Pub Date: Oct. 21st, 2003
ISBN: 1-4000-4780-3
Publisher: Shaye Areheart/Harmony

In a deceptively quiet but affecting debut, a young mother is suddenly widowed, and, overwhelmed by guilt and fear, learns to live life to the full on an old Vermont farm.

Though fundamentally a story of self-discovery, this one is unlike so many in its genre in that the demons the protagonist overcomes are mostly spiritual ones, products of a religious upbringing. Charlotte MacGuffey has been raised by her two older sisters, Kitty and Rosey, who stepped in to help their father with ten-year old Charlotte after their mother died.

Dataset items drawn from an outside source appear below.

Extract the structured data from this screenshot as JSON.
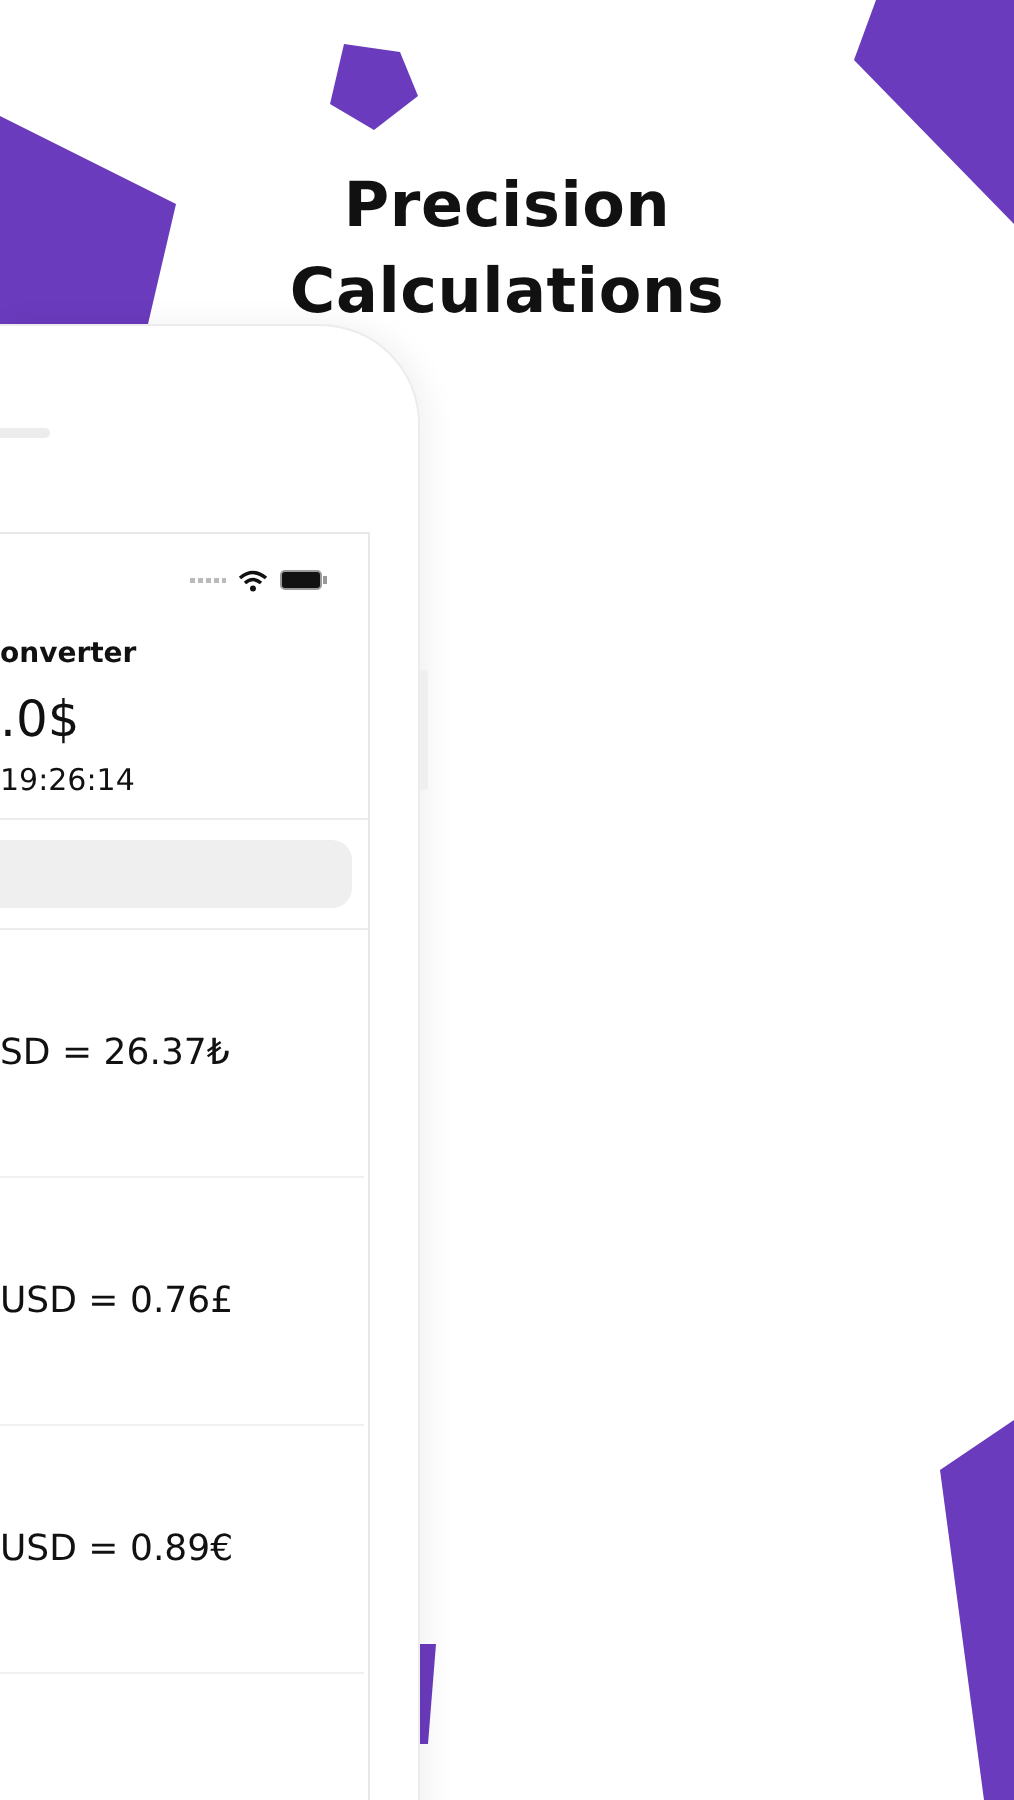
{
  "headline": [
    "Precision",
    "Calculations"
  ],
  "screen": {
    "title": "onverter",
    "amount": ".0$",
    "updated": "19:26:14",
    "rates": [
      {
        "text": "SD = 26.37₺"
      },
      {
        "text": "USD = 0.76£"
      },
      {
        "text": "USD = 0.89€"
      }
    ]
  }
}
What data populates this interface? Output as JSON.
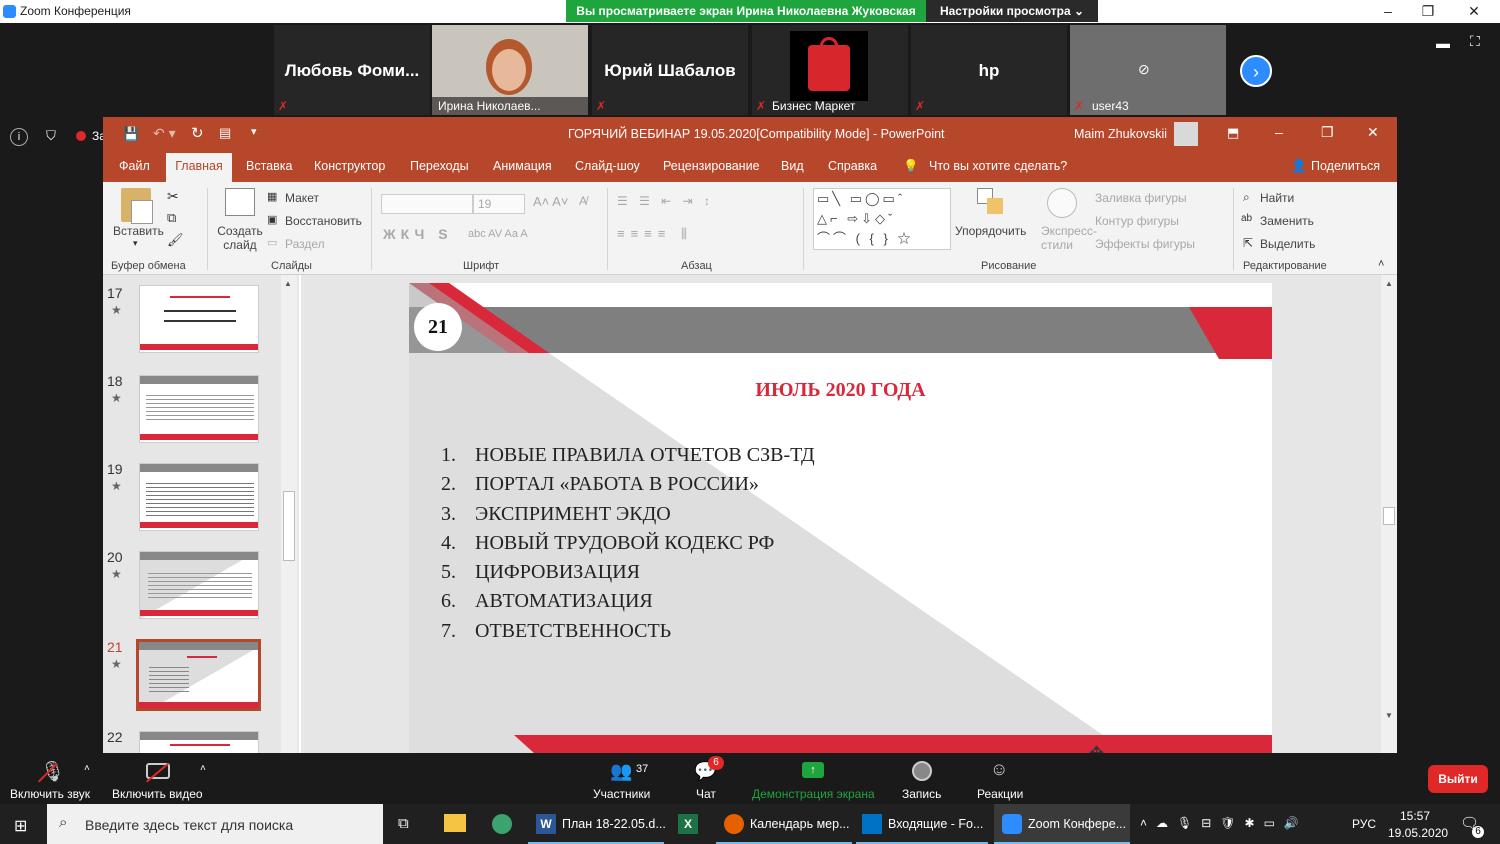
{
  "zoom": {
    "window_title": "Zoom Конференция",
    "share_banner": "Вы просматриваете экран Ирина Николаевна Жуковская",
    "view_options": "Настройки просмотра ⌄",
    "participants": [
      {
        "name": "Любовь Фоми...",
        "big": true
      },
      {
        "name": "Ирина Николаев...",
        "big": false
      },
      {
        "name": "Юрий Шабалов",
        "big": true
      },
      {
        "name": "Бизнес Маркет",
        "big": false
      },
      {
        "name": "hp",
        "big": true
      },
      {
        "name": "user43",
        "big": false
      }
    ],
    "recording_label": "Запись",
    "controls": {
      "mute": "Включить звук",
      "video": "Включить видео",
      "participants": "Участники",
      "participants_count": "37",
      "chat": "Чат",
      "chat_badge": "6",
      "share": "Демонстрация экрана",
      "record": "Запись",
      "reactions": "Реакции",
      "leave": "Выйти"
    }
  },
  "ppt": {
    "title": "ГОРЯЧИЙ ВЕБИНАР 19.05.2020[Compatibility Mode]  -  PowerPoint",
    "user": "Maim Zhukovskii",
    "menu": [
      "Файл",
      "Главная",
      "Вставка",
      "Конструктор",
      "Переходы",
      "Анимация",
      "Слайд-шоу",
      "Рецензирование",
      "Вид",
      "Справка"
    ],
    "tell_me": "Что вы хотите сделать?",
    "share": "Поделиться",
    "ribbon": {
      "paste": "Вставить",
      "clipboard": "Буфер обмена",
      "new_slide": "Создать слайд",
      "layout": "Макет",
      "reset": "Восстановить",
      "section": "Раздел",
      "slides": "Слайды",
      "font_size": "19",
      "font": "Шрифт",
      "paragraph": "Абзац",
      "arrange": "Упорядочить",
      "quick_styles": "Экспресс-стили",
      "shape_fill": "Заливка фигуры",
      "shape_outline": "Контур фигуры",
      "shape_effects": "Эффекты фигуры",
      "drawing": "Рисование",
      "find": "Найти",
      "replace": "Заменить",
      "select": "Выделить",
      "editing": "Редактирование"
    },
    "thumbnails": [
      "17",
      "18",
      "19",
      "20",
      "21",
      "22"
    ],
    "slide": {
      "number": "21",
      "title": "ИЮЛЬ 2020 ГОДА",
      "items": [
        "НОВЫЕ ПРАВИЛА ОТЧЕТОВ СЗВ-ТД",
        "ПОРТАЛ «РАБОТА В РОССИИ»",
        "ЭКСПРИМЕНТ ЭКДО",
        "НОВЫЙ ТРУДОВОЙ КОДЕКС РФ",
        "ЦИФРОВИЗАЦИЯ",
        "АВТОМАТИЗАЦИЯ",
        "ОТВЕТСТВЕННОСТЬ"
      ]
    }
  },
  "taskbar": {
    "search_placeholder": "Введите здесь текст для поиска",
    "apps": [
      {
        "label": "План 18-22.05.d...",
        "active": false
      },
      {
        "label": "Календарь мер...",
        "active": false
      },
      {
        "label": "Входящие - Fo...",
        "active": false
      },
      {
        "label": "Zoom Конфере...",
        "active": true
      }
    ],
    "lang": "РУС",
    "time": "15:57",
    "date": "19.05.2020",
    "notifications": "6"
  },
  "colors": {
    "ppt_accent": "#b7472a",
    "slide_red": "#d9283a",
    "share_green": "#1fa53d",
    "zoom_blue": "#2d8cff"
  }
}
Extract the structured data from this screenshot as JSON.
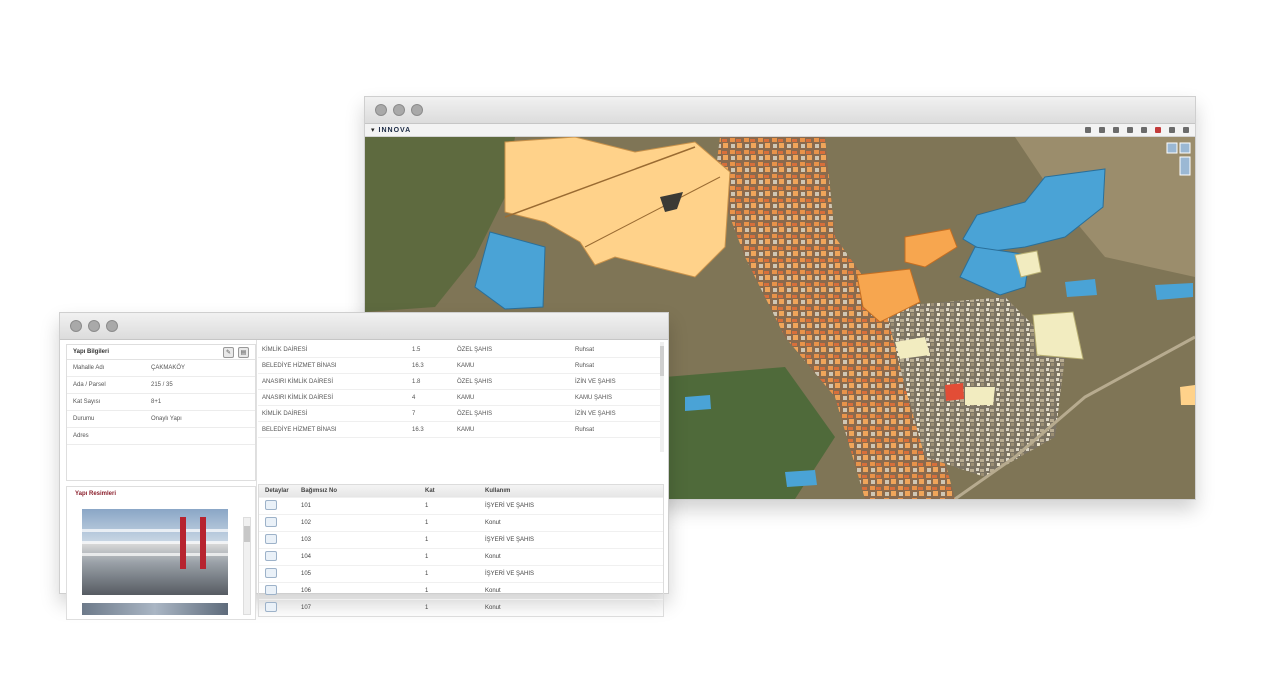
{
  "map_window": {
    "toolbar": {
      "logo": "INNOVA"
    },
    "colors": {
      "residential_orange": "#f7a64f",
      "parcel_yellow": "#ffd28a",
      "parcel_blue": "#4aa3d6",
      "parcel_cream": "#f2ecc0",
      "building_red": "#e24d36",
      "terrain": "#8a7d5b"
    }
  },
  "data_window": {
    "info_panel": {
      "title": "Yapı Bilgileri",
      "rows": [
        {
          "key": "Mahalle Adı",
          "value": "ÇAKMAKÖY"
        },
        {
          "key": "Ada / Parsel",
          "value": "215 / 35"
        },
        {
          "key": "Kat Sayısı",
          "value": "8+1"
        },
        {
          "key": "Durumu",
          "value": "Onaylı Yapı"
        },
        {
          "key": "Adres",
          "value": ""
        }
      ]
    },
    "photo_panel": {
      "title": "Yapı Resimleri"
    },
    "attributes": [
      [
        "KİMLİK DAİRESİ",
        "1.5",
        "ÖZEL ŞAHIS",
        "Ruhsat"
      ],
      [
        "BELEDİYE HİZMET BİNASI",
        "16.3",
        "KAMU",
        "Ruhsat"
      ],
      [
        "ANASIRI KİMLİK DAİRESİ",
        "1.8",
        "ÖZEL ŞAHIS",
        "İZİN VE ŞAHIS"
      ],
      [
        "ANASIRI KİMLİK DAİRESİ",
        "4",
        "KAMU",
        "KAMU ŞAHIS"
      ],
      [
        "KİMLİK DAİRESİ",
        "7",
        "ÖZEL ŞAHIS",
        "İZİN VE ŞAHIS"
      ],
      [
        "BELEDİYE HİZMET BİNASI",
        "16.3",
        "KAMU",
        "Ruhsat"
      ]
    ],
    "list": {
      "headers": [
        "Detaylar",
        "Bağımsız No",
        "Kat",
        "Kullanım"
      ],
      "rows": [
        [
          "",
          "101",
          "1",
          "İŞYERİ VE ŞAHIS"
        ],
        [
          "",
          "102",
          "1",
          "Konut"
        ],
        [
          "",
          "103",
          "1",
          "İŞYERİ VE ŞAHIS"
        ],
        [
          "",
          "104",
          "1",
          "Konut"
        ],
        [
          "",
          "105",
          "1",
          "İŞYERİ VE ŞAHIS"
        ],
        [
          "",
          "106",
          "1",
          "Konut"
        ],
        [
          "",
          "107",
          "1",
          "Konut"
        ]
      ]
    }
  }
}
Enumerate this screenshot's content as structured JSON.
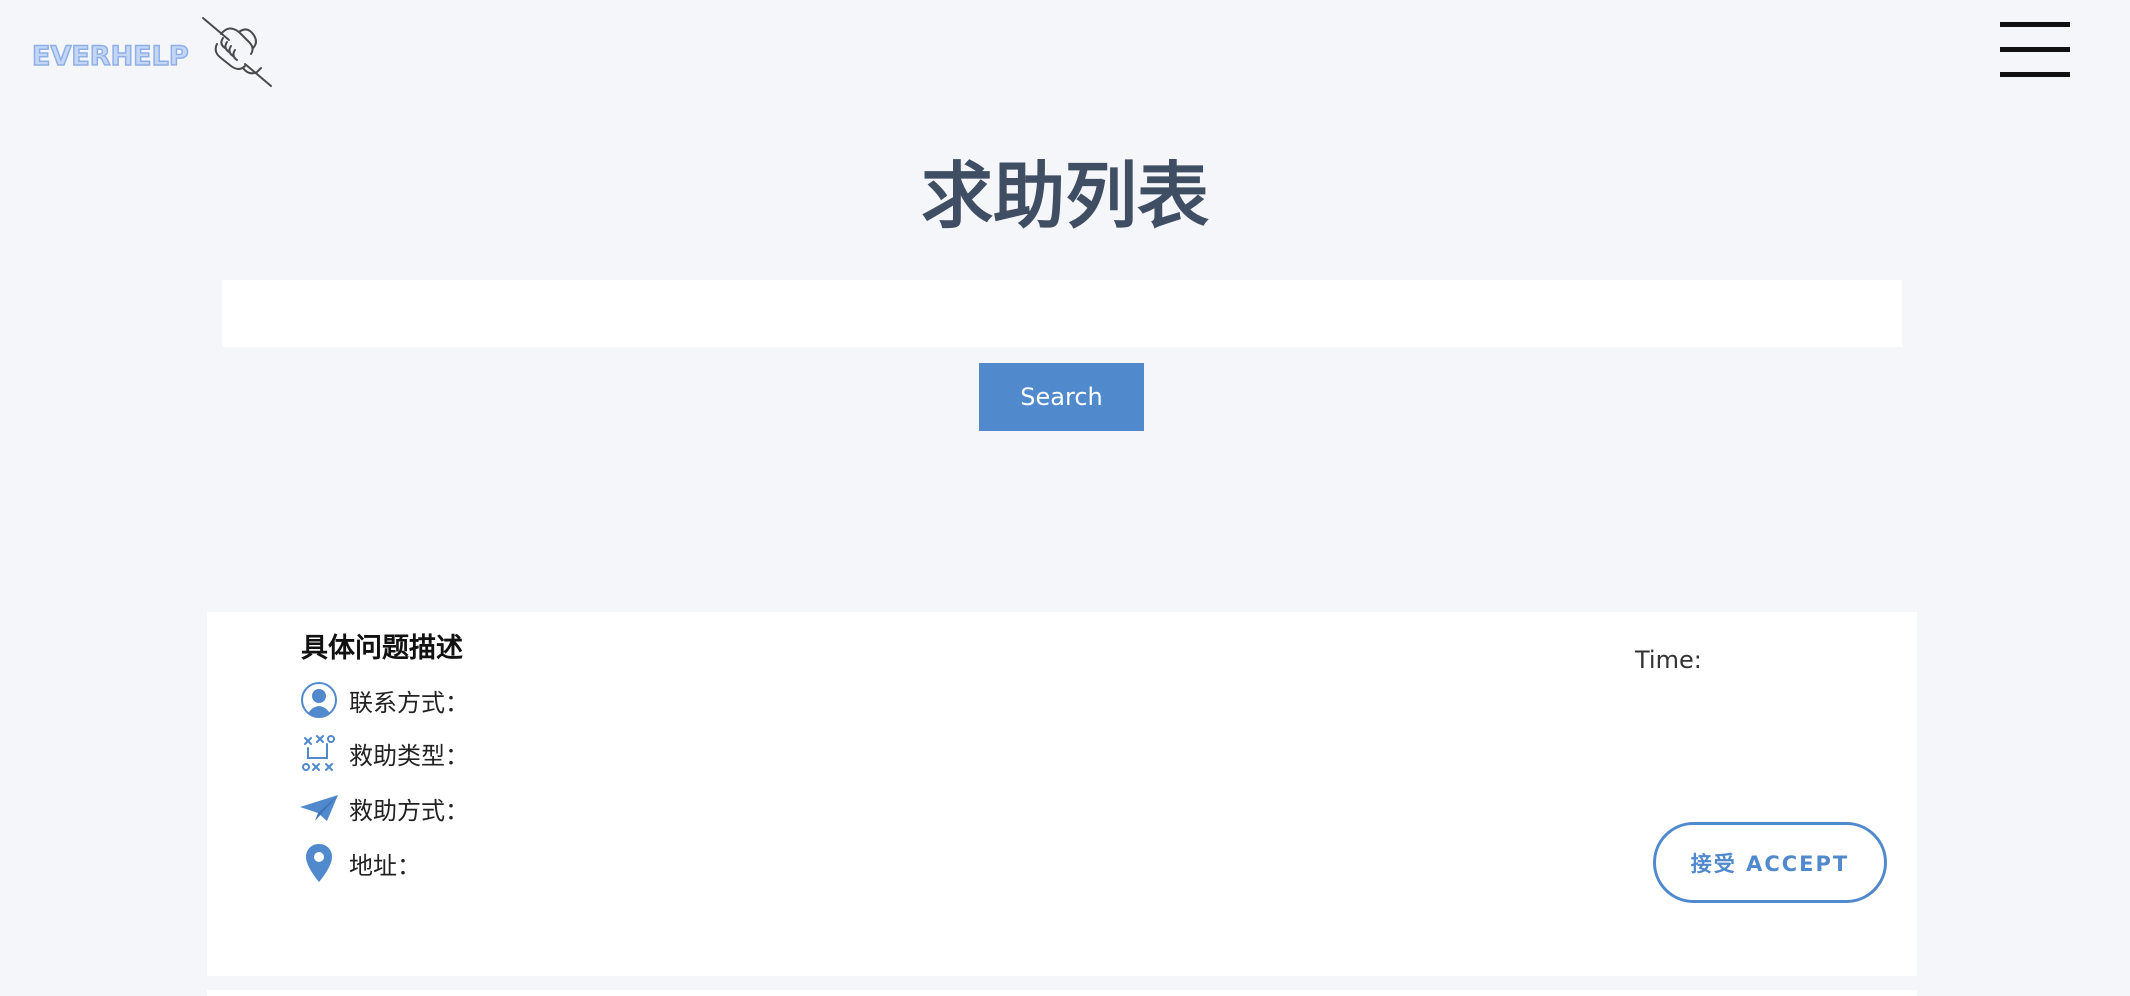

They’d been raised as Christian Scientists, and Kitty, who in adult life becomes a Christian Science practitioner, is particularly zealous about maintaining the family’s adherence. In early December 1952, Charlotte, married to Melvin and the mother of Baird and three-year old Hoskins, tells Melvin, just before he sets off on a business trip, that she wants a separation. Lying awake nights, she’s decided there are too many irreconcilable differences between them. But a few days later, when Melvin, a photographer, is killed crossing a street in Vermont, Charlotte not only feels responsible, but all the old fears and uncertainties fostered by the family’s beliefs that illness and unhappiness are caused by weakness of faith, return. Over the summer, spent on the family farm in Vermont, however, Charlotte begins to change. She falls in love and has an affair with neighboring artist Francis; learns that her mother had diabetes and would have lived if the family had taken her to a doctor; and gets Hoskins, a beautiful child who’s obsessed with order and not yet talking, evaluated by a doctor, who suggests he is autistic. Sister Kitty is appalled at Charlotte’s actions, and her defiance of all Mrs. Eddy’s teachings, but Charlotte, who also learns some comforting news about Melvin’s death, is ready to embrace life, the senses, and the future with courage and hope.

A finely wrought tale of the sometimes-harmful bonds of family and faith.